Pierre Heusser: Dass man mehr hat als bloss das «biologische Minimum» – also mehr als nur genug zu essen und ein Dach über dem Kopf. Vielmehr gehört dazu auch die Teilnahme am gesellschaftlichen Leben, schliesslich ist der Mensch ein soziales Wesen. Leben ist mehr als nacktes Überleben.

Partnerinhalte
 
 
 
 

Beobachter: Auch dann, wenn es nur für eine Übergangsphase ist?
Heusser: Das zeitliche Element ist entscheidend. Es ist ein grosser Unterschied, ob jemand zwei Wochen Unterstützung braucht oder zwei Jahre. Kurzfristig kann auch ein Aufenthalt in einem Luftschutzkeller menschenwürdig sein.
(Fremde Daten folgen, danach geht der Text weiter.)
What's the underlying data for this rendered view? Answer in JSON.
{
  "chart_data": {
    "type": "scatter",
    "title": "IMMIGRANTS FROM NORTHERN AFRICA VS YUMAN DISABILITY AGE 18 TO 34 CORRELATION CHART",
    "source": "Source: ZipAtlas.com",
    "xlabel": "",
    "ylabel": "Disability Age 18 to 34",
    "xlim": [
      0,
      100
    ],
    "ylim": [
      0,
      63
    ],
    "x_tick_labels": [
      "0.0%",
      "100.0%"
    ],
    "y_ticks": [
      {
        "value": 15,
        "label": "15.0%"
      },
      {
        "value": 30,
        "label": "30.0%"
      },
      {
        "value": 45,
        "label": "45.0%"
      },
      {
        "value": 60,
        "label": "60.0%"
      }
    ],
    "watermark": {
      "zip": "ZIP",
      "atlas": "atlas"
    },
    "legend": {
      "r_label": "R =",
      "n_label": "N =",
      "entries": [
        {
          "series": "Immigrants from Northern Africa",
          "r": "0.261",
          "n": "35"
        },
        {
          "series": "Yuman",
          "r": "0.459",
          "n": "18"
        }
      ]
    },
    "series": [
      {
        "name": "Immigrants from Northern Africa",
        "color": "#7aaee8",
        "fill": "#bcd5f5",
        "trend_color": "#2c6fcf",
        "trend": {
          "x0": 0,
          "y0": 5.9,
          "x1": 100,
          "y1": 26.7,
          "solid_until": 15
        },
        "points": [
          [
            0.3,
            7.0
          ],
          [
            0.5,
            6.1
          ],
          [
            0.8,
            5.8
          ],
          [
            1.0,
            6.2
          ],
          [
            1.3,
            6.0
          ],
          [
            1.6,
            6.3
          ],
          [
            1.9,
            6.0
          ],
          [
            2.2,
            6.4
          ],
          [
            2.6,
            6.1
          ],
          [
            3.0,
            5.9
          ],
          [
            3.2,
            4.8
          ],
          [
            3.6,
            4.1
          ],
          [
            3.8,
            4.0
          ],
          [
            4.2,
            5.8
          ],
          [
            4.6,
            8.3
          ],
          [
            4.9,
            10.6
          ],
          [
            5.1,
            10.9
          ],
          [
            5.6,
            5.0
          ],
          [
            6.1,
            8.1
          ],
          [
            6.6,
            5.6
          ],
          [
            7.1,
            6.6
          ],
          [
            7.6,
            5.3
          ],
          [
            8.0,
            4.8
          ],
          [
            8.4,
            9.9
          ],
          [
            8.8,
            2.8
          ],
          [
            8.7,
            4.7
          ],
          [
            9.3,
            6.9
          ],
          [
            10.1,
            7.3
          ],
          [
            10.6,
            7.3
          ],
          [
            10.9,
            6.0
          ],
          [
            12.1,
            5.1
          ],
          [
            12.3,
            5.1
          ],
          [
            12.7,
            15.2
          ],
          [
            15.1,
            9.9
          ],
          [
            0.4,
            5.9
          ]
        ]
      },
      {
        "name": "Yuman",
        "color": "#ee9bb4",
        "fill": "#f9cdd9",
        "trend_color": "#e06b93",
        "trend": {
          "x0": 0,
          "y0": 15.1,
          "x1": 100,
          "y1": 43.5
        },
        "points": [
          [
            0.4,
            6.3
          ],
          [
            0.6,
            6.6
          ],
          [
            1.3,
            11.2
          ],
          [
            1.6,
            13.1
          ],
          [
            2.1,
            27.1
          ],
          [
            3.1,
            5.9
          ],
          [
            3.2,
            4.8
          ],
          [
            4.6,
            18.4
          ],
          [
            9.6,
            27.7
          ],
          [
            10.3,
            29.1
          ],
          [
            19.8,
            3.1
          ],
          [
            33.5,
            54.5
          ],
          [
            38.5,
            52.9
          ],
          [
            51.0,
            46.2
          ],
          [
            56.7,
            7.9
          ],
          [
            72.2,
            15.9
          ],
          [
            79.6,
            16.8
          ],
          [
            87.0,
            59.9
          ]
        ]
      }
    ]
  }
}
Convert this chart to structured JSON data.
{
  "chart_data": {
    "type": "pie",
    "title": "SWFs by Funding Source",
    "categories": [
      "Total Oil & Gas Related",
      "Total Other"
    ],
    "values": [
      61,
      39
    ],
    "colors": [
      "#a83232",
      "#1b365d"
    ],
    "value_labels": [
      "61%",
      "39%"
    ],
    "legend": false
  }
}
Wenn jemand länger auf Hilfe angewiesen ist, gehört aber mehr dazu – bei zwei Jahren im Luftschutzkeller geht die Menschenwürde definitiv verloren. Es heisst ja nicht umsonst Sozial-Hilfe und nicht Überlebens-Hilfe.

Beobachter: Vor kurzem bezeichneten Sie in einem Beobachter-Artikel die Ausgestaltung des Grundbedarfs als verfassungswidrig. Warum?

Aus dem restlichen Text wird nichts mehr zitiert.